Nationwide, smaller ports have increasingly become viable alternatives to congested coastal docks.
The Port of Cleveland, which ranked 49 out of 50 on the Bureau of Transportation Statistics’ 2020 list of top U.S ports, reported a 69% increase in “tonnage” in 2021. Officials at the Port of Cleveland told FOX Business a significant increase in goods both in and out of containers, as well as iron ore shipments, drove the increase.
Smaller U.S. ports offer potential solution for supply chain delays. (Stephen Goin / Fox News)
Jade Davis, the executive vice president of external affairs at the Port of Cleveland, said more shipping companies used the inland port last year to avoid crowded east and west coast hubs.

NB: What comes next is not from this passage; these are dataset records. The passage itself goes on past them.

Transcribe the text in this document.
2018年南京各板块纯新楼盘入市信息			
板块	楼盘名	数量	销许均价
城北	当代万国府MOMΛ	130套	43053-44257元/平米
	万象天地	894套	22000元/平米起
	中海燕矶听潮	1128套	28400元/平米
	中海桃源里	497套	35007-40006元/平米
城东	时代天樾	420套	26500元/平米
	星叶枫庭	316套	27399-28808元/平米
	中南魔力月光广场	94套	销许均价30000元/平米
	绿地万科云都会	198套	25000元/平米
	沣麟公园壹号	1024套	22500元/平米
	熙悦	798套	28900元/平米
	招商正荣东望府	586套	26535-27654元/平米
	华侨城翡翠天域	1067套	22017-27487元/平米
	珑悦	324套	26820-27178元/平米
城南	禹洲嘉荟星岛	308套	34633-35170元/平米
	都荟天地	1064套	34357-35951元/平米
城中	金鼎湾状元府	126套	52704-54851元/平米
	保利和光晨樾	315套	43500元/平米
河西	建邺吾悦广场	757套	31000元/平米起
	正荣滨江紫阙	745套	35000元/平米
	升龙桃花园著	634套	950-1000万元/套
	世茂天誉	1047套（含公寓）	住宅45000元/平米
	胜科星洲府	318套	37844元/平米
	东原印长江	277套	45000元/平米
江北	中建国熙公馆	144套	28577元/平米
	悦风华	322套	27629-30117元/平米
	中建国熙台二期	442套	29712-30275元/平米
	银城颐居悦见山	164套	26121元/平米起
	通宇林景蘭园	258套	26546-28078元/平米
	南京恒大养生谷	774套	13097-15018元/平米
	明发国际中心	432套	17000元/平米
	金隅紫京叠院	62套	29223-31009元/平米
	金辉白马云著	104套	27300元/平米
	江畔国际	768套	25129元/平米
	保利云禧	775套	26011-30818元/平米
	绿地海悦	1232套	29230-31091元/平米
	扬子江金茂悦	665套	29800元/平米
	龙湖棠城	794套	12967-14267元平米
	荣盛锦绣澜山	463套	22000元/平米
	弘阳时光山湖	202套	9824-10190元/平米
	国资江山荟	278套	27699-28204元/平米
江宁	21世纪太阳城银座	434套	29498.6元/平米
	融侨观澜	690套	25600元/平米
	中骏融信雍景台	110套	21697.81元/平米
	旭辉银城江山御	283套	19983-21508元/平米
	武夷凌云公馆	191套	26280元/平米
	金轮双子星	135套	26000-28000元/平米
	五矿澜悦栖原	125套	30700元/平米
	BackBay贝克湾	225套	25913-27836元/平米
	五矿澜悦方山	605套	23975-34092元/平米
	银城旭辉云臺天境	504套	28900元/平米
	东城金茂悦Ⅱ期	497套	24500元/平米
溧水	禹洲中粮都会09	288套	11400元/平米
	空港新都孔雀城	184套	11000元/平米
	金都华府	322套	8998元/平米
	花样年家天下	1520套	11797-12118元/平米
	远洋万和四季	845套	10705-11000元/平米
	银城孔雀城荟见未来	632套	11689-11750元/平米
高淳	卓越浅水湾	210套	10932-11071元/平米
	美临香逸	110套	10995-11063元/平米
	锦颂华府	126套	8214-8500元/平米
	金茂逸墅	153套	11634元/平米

“We end up seeing some ships that diverted from the coasts and couple ships came all they around the Panama Canal,” Davis said. “What you don’t see [here] is a bunch of ships sitting out in the harbor, because of that we offer companies the opportunity to procure goods quicker and get them on and off ships quicker.”
Davis explained some companies that used the port had even chartered their own small ships to dictate where their goods would enter the country.
The Port of Cleveland reported a 69% increase in “tonnage” in 2021. (Stephen Goin)
“They’re just calling our port operators and saying, ‘Do you have room and when because we’re worried about various backups?’” Davis added.
Across the country, other small ports are angling for some of the additional business overflowing from major U.S. ports.
In Florida, Gov. Ron DeSantis has pitched the state’s 15 seaports as the relief the U.S. needs, saying local harbors “are used to operating around the clock.” And in Texas, Gov. Greg Abbott launched an “Escape California” campaign aimed at attracting carriers to the Gulf Coast.